ZF-11783: Zend_Amf_Response_Http emits notice when $_SERVER['HTTPS'] not defined

Issue Type:

Bug

Created:

2011-09-30T16:41:21.000+0000

Last Updated:

2011-11-09T17:22:17.000+0000

Status:

Resolved

Fix version(s):

1.11.12 (22/Jun/12)

Reporter:

David Reade (randomreado)

Assignee:

Adam Lundrigan (adamlundrigan)

Tags:

Zend_Amf
zf-caretaker-adamlundrigan

Related issues:

Attachments:

Description

Just upgraded from Zend AMF 1.11.10 to 1.11.11 and tried running my Flex application. It failed and the following error was generated:

Undefined index: HTTPS

0 include() called at [/RCMS/Kernel/Bootstrap.php:16]

1 errorHandler(8, Undefined index: HTTPS, /Zend/Amf/Response/Http.php, 59, Array()) called at [/Zend/Amf/Response/Http.php:59]

2 Zend_Amf_Response_Http->isIeOverSsl() called at [/Zend/Amf/Response/Http.php:44]

3 Zend_Amf_Response_Http->getResponse() called at [/Zend/Amf/Response.php:147]

4 Zend_Amf_Response->__toString() called at [/DesktopAMF.php:58]

========

Line 59 of Http.php reads:

$ssl = $_SERVER['HTTPS'];

Changing it to the following code resolves the issue:

$ssl = isset($_SERVER['HTTPS']);

Comments

Posted by Adam Lundrigan (adamlundrigan) on 2011-10-24T01:11:16.000+0000

Fixed in trunk r24523 r24524. Merged to release-1.11 in r24525.
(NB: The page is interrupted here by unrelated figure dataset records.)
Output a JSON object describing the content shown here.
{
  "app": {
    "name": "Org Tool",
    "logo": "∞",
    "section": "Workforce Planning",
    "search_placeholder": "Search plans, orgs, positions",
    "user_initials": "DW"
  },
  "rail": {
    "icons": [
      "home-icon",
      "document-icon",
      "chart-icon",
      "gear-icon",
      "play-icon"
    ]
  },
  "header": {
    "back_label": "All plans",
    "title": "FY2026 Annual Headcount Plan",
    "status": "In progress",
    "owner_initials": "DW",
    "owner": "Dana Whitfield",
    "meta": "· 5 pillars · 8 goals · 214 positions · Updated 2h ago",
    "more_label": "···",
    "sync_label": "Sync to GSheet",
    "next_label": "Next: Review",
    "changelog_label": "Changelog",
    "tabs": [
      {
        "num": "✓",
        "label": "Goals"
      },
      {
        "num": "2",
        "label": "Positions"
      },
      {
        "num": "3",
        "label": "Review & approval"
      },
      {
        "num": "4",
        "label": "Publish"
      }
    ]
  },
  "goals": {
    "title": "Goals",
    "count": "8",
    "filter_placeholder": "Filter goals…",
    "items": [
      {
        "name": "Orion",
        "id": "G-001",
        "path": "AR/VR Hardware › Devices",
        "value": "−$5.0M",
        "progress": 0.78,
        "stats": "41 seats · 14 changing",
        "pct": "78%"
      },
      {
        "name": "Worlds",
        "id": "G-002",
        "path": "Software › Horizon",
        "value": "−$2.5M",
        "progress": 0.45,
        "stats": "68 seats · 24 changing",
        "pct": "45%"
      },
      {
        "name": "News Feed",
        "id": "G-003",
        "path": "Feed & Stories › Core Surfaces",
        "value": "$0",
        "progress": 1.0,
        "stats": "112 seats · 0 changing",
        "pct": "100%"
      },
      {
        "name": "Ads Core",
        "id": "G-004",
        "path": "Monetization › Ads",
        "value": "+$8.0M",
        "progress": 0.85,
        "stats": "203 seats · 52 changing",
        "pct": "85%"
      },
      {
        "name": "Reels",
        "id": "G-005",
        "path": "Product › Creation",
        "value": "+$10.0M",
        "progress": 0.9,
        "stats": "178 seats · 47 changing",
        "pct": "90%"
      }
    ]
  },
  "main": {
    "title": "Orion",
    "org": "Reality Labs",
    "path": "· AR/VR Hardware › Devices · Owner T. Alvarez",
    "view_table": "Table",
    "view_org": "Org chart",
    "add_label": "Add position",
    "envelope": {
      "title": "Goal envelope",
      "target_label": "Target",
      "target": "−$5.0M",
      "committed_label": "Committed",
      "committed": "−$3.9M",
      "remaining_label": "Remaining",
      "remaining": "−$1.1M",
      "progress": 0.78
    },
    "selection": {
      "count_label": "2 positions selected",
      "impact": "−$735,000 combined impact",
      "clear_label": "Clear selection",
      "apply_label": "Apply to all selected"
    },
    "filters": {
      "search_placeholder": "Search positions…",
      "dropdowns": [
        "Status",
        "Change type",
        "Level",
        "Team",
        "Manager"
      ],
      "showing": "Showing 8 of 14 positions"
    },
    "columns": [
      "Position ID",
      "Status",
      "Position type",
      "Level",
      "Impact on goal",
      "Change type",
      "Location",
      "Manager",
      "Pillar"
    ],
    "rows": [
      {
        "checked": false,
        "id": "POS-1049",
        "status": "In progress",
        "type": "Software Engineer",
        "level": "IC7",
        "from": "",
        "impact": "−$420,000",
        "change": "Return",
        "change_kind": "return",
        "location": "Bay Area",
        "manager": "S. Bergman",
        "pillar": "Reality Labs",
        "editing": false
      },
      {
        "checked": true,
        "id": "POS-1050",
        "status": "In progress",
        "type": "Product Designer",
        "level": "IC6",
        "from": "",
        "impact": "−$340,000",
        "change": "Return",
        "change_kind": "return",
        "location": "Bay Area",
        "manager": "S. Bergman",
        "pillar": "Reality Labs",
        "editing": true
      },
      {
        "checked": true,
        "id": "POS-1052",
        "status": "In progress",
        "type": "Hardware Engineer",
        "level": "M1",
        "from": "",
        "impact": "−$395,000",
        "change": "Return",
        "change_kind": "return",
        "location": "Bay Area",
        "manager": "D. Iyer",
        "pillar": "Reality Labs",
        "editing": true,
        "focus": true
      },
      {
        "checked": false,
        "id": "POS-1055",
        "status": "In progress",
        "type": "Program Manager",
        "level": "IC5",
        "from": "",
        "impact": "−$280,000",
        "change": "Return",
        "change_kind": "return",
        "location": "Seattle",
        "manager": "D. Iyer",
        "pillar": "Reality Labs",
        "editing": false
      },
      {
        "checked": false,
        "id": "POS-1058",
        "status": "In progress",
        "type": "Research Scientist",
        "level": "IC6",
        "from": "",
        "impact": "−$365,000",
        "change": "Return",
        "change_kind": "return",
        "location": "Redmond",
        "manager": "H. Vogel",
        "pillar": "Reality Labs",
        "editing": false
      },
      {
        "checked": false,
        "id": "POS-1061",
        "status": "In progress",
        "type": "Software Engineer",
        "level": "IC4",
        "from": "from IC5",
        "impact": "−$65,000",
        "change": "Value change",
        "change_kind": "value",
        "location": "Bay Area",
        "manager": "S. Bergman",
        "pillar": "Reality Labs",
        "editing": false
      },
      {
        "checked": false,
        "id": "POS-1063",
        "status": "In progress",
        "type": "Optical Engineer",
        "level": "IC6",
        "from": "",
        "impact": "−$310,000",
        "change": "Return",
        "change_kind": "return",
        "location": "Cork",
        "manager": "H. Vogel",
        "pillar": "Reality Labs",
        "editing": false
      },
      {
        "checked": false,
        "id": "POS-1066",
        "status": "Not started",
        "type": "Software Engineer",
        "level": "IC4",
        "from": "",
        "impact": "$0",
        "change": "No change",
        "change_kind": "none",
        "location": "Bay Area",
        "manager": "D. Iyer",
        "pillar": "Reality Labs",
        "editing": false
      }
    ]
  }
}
Posted by Jani Mikkonen (janisto) on 2011-11-09T10:43:44.000+0000

I think it would be better to check it like this:


$ssl = false;
if ( isset($_SERVER['HTTPS']) && ($_SERVER['HTTPS'] == 'on' || $_SERVER['HTTPS'] == 1)
  || isset($_SERVER['HTTP_X_FORWARDED_PROTO']) && $_SERVER['HTTP_X_FORWARDED_PROTO'] == 'https') {
    $ssl = true;
}

Posted by Adam Lundrigan (adamlundrigan) on 2011-11-09T17:22:17.000+0000

There has been discussion about HTTP_X_FORWARDED_PROTO in the past (see ZF-5012) and it was agreed then that we shouldn't rely on it.